Observe vs. factor inside recursion

Isaac Davis

unread,

May 3, 2020, 1:36:18 PM5/3/20

to webppl-dev

Hi folks. I have a question about how the Observe operator works inside a recursive loop.

I'm working on a model with the following generative form:

1) sample a hidden state H from a prior distribution P_H

2) sample a sequence of observable states s_0, ..., s_n, where

-s_0 is drawn from a distribution P(s_0|H) (dependent on H), and

-s_t is drawn from a distribution P(s_t|s_t-1, H) (dependent on both the previous observable state and the hidden state).

The inference problem is to infer the value of H given a sequence of observable states s_0, ..., s_n.

Since the sequences can vary in length, I use the Factor operator inside a recursive loop to condition on the data:

var inferH=function(data, H_prior, transitionDist){

return Infer({method: 'MCMC', samples: 1000}, function(){

//inner recursive loop

var factor_data=function(states, H){

if (states.length==data.length){return true}

else{

var current=states[states.length-1];

var next=sample(transitionDist(current, H));

factor(next==data[states.length]? 0 : -Infinity)

return factor_data(states.concat(next), H)

}

//sample hidden state

var H=sample(H_prior);

//add factors

var factors=factor_data([], H);

return H

})

}

The function "transitionDist(state, H)" returns the distribution P(s_t|s_t-1, H) described above (or P(s_0|H) if the "state" argument is empty).

My understanding is that the "factor" statements will stack additively, so long as they are within the scope of the same Infer statement. I've run this program on a few test examples and it seems to work correctly. However, some of the data sequences can be quite long, and in those cases the MCMC sampler will take a very long time to initialize (or fail to initialize at all).

To circumvent this, I tried replacing most of the "sample + factor" statements with an Observe statement as follows:

var inferH_alt=function(data, H_prior, transitionDist){

return Infer({method: 'MCMC', samples: 1000}, function(){

//inner recursive loop

var observe_data=function(states, H){

if (states.length==data.length){return true}

else{

var current=states[states.length-1];

var next=data[states.length];

observe(transitionDist(current, H), next)

return observe_data(states.concat(next), H)

}

//sample hidden state

var H=sample(H_prior);

//add factors

var factors=observe_data([], H);

return H

})

}

This version only samples the initial hidden state H. Then it Observes each data point being generated by the appropriate transition distribution. I tried running this version on the same set of test examples. It does run, but instead of outputting the correct posterior distribution over H, it assigns all of the probability mass to a single value of H (and the value changes from run to run).
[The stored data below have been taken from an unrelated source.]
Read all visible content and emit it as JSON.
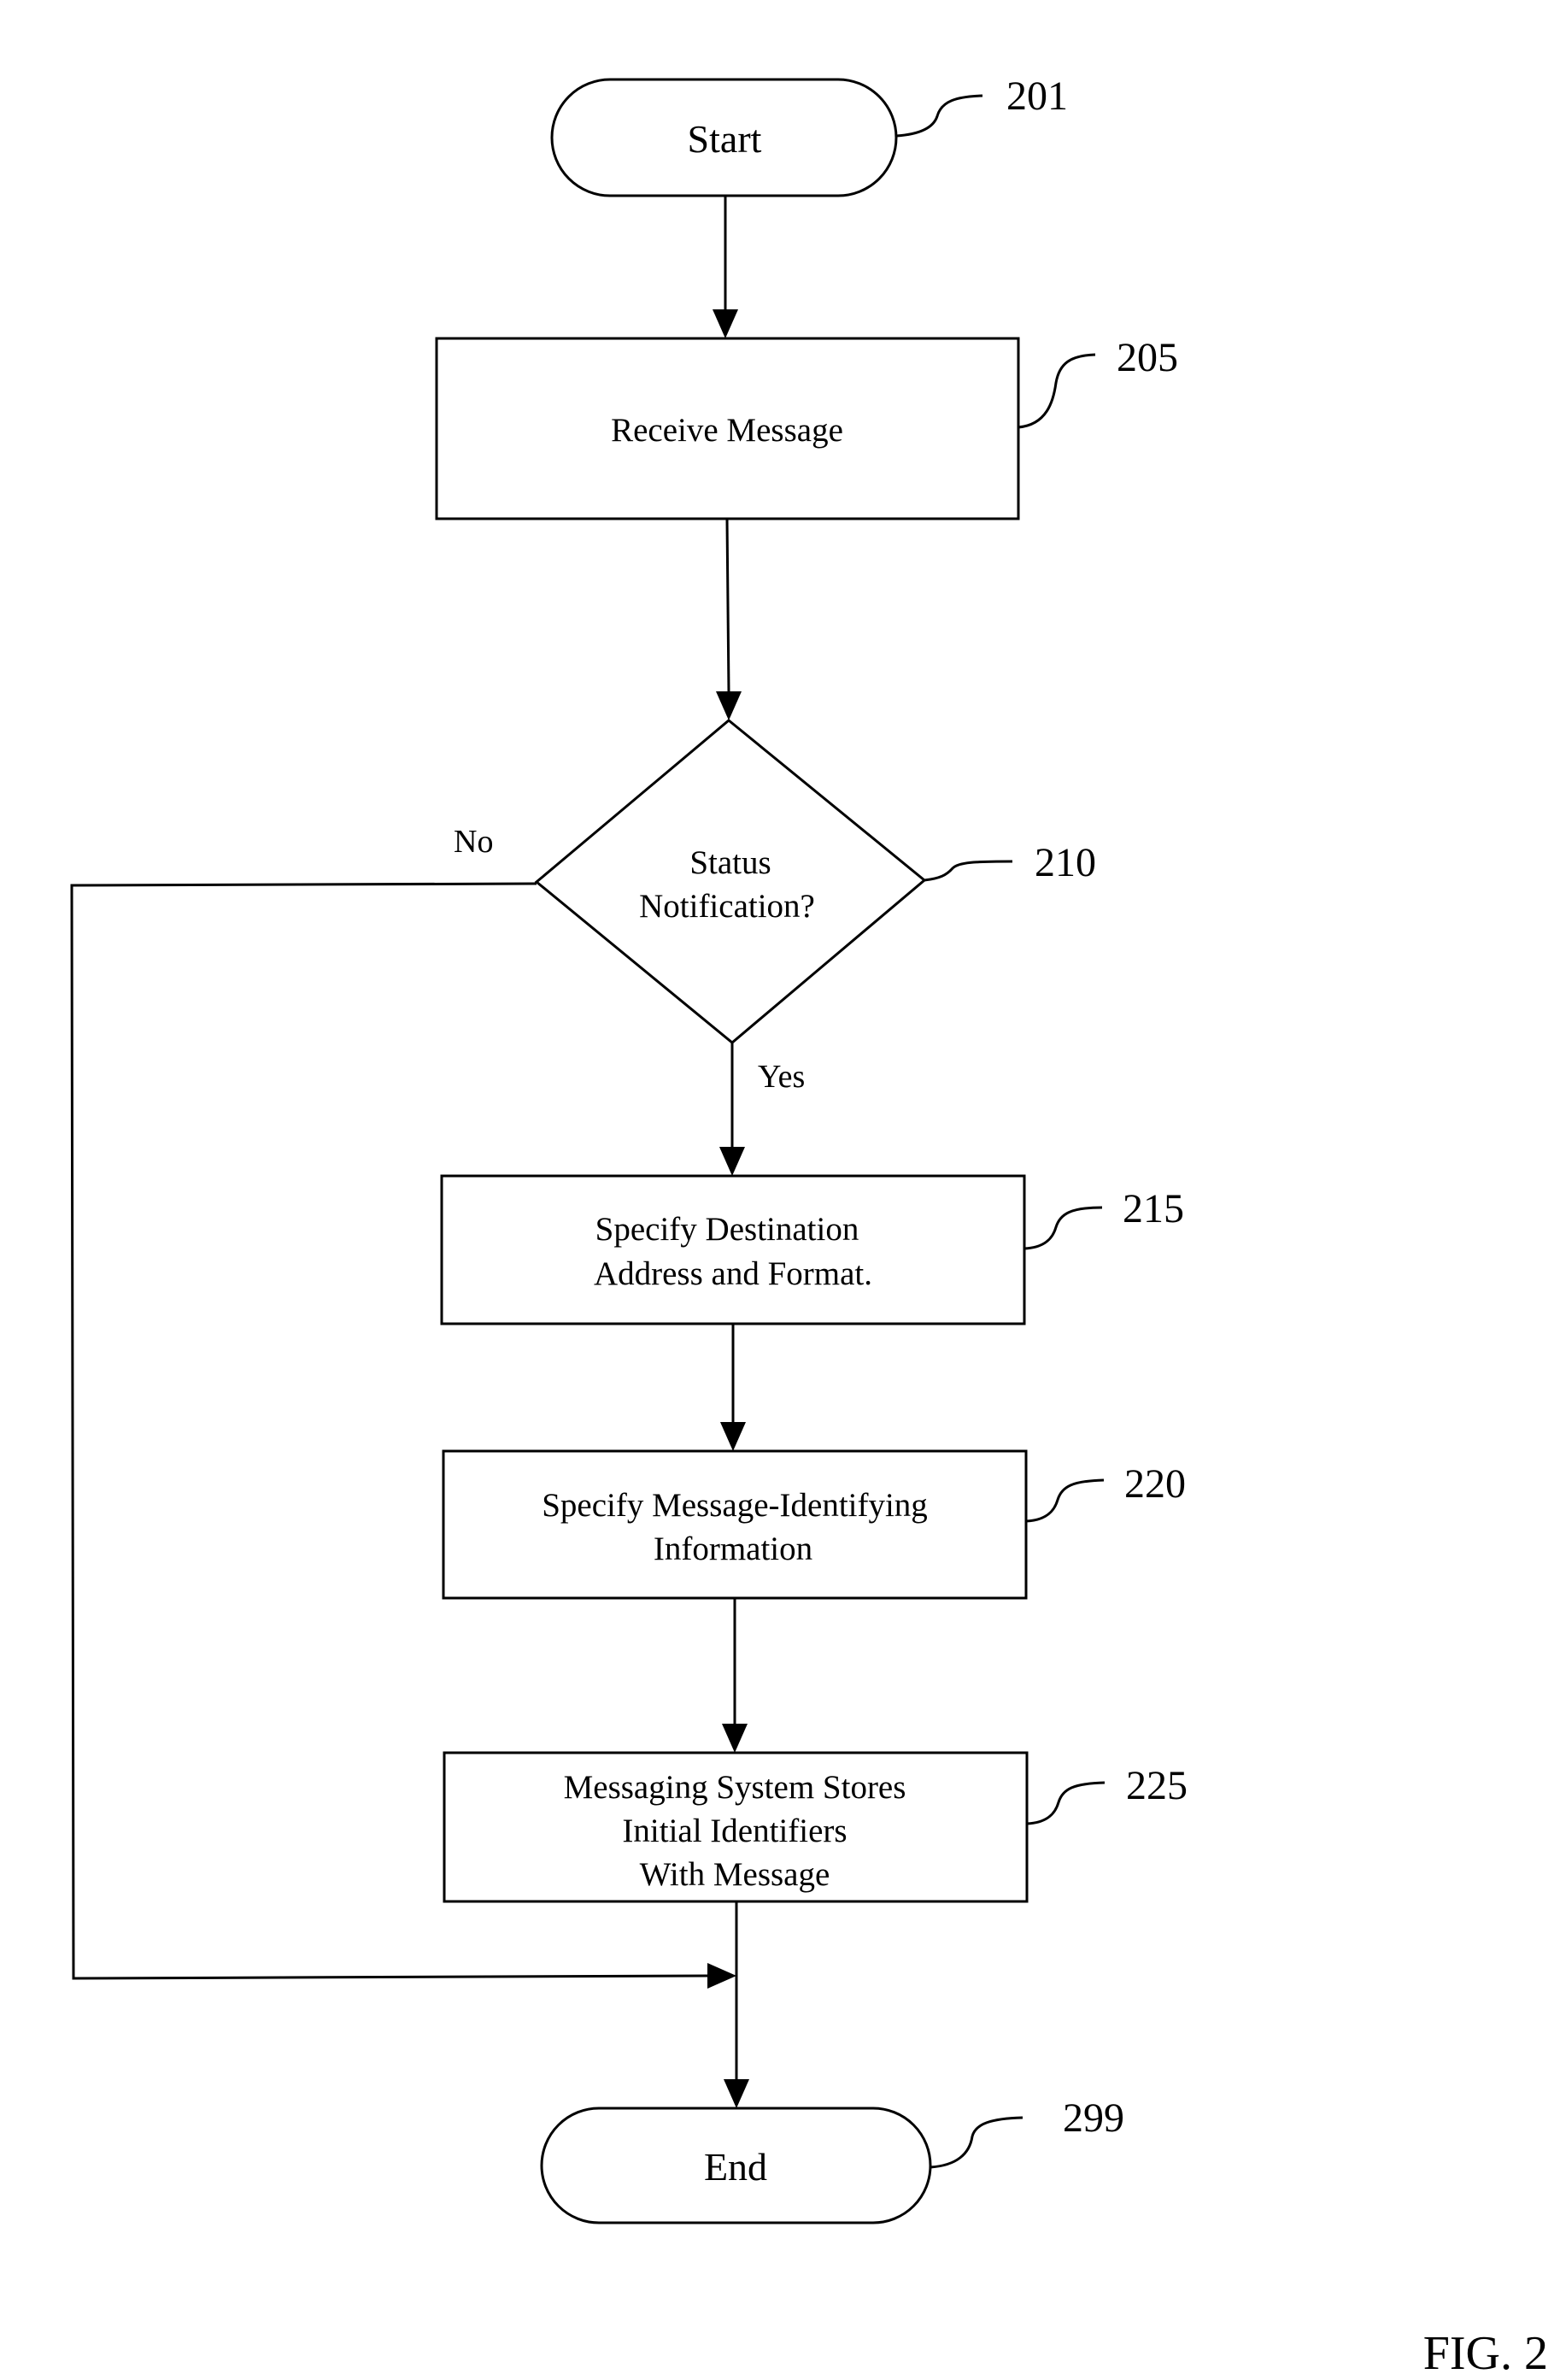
{
  "figure": {
    "label": "FIG. 2",
    "nodes": [
      {
        "id": "201",
        "type": "terminal",
        "lines": [
          "Start"
        ]
      },
      {
        "id": "205",
        "type": "process",
        "lines": [
          "Receive Message"
        ]
      },
      {
        "id": "210",
        "type": "decision",
        "lines": [
          "Status",
          "Notification?"
        ]
      },
      {
        "id": "215",
        "type": "process",
        "lines": [
          "Specify Destination",
          "Address and Format."
        ]
      },
      {
        "id": "220",
        "type": "process",
        "lines": [
          "Specify Message-Identifying",
          "Information"
        ]
      },
      {
        "id": "225",
        "type": "process",
        "lines": [
          "Messaging System Stores",
          "Initial Identifiers",
          "With Message"
        ]
      },
      {
        "id": "299",
        "type": "terminal",
        "lines": [
          "End"
        ]
      }
    ],
    "branches": {
      "no": "No",
      "yes": "Yes"
    },
    "edges": [
      {
        "from": "201",
        "to": "205"
      },
      {
        "from": "205",
        "to": "210"
      },
      {
        "from": "210",
        "to": "215",
        "label": "Yes"
      },
      {
        "from": "210",
        "to": "299",
        "label": "No"
      },
      {
        "from": "215",
        "to": "220"
      },
      {
        "from": "220",
        "to": "225"
      },
      {
        "from": "225",
        "to": "299"
      }
    ]
  }
}
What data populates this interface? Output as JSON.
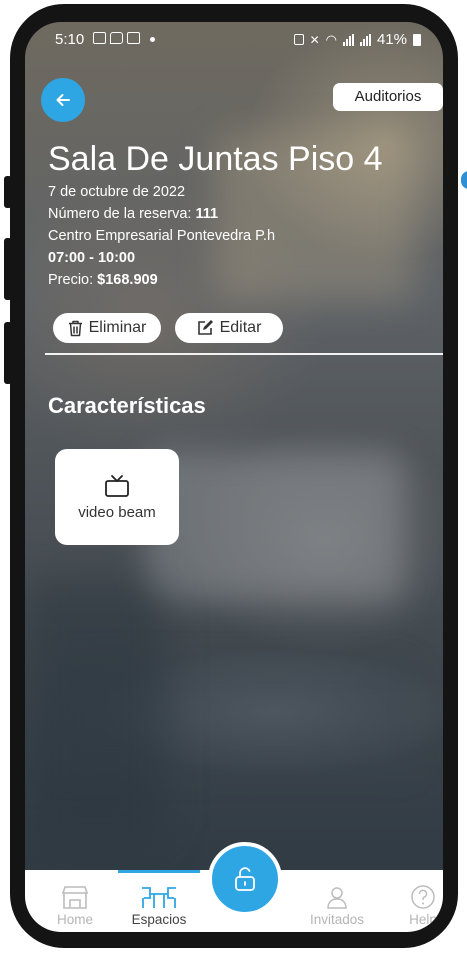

That is, the first version (with sample+factor) will correctly output something like

Values: [0, 1, 2], Probs: [.3, .3, .4]

But the second version (with observe) outputs something like

Values: [0], Probs [1]

each time (and the particular value it outputs is not fixed).

So, I'm wondering if perhaps the Observe operator does not stack like the factor operator in this sort of recursive loop. I.e., perhaps the second program only counts the first/last observe statement and discards the rest? (and, if so, what else I can do about the failure to initialize on longer data sequences).

I checked the documentation on Factor and Observe (as well as the chapter on "Conditioning" in the online textbook) but could not find an answer.

Any insights or suggestions would be much appreciated.

Thanks!

-Isaac

null-a

unread,

May 4, 2020, 4:02:30 AM5/4/20

to webppl-dev

Hi. It might be useful to know that `observe` is mostly(*) just a very simple wrapper around `factor`. If you were implementing it yourself (in WebPPL) you might write:

function myObserve(dist, value) {
  if (value !== undefined) {

    factor(dist.score(value));
    return value;
  } else {
    return sample(dist);
  }

}

(*) I say mostly because while this is the default implement, some inference algorithms may do something more efficient, but for `MCMC` the above is pretty much how `observe` is implemented.

I don't immediately see a problem with the code you shared, but perhaps knowing the `observe` is just a wrapper around `factor` will help you. If not, please make a minimal working reproduction of the problem that I can run, and I'll happily take a look with you.

Cheers,

Paul

Isaac Davis

unread,

May 4, 2020, 11:26:09 AM5/4/20

to webppl-dev

That is good to know about Observe. I will continue tinkering and see if I can fix the problem. If not I'll code up a simple version of the issue and post it here.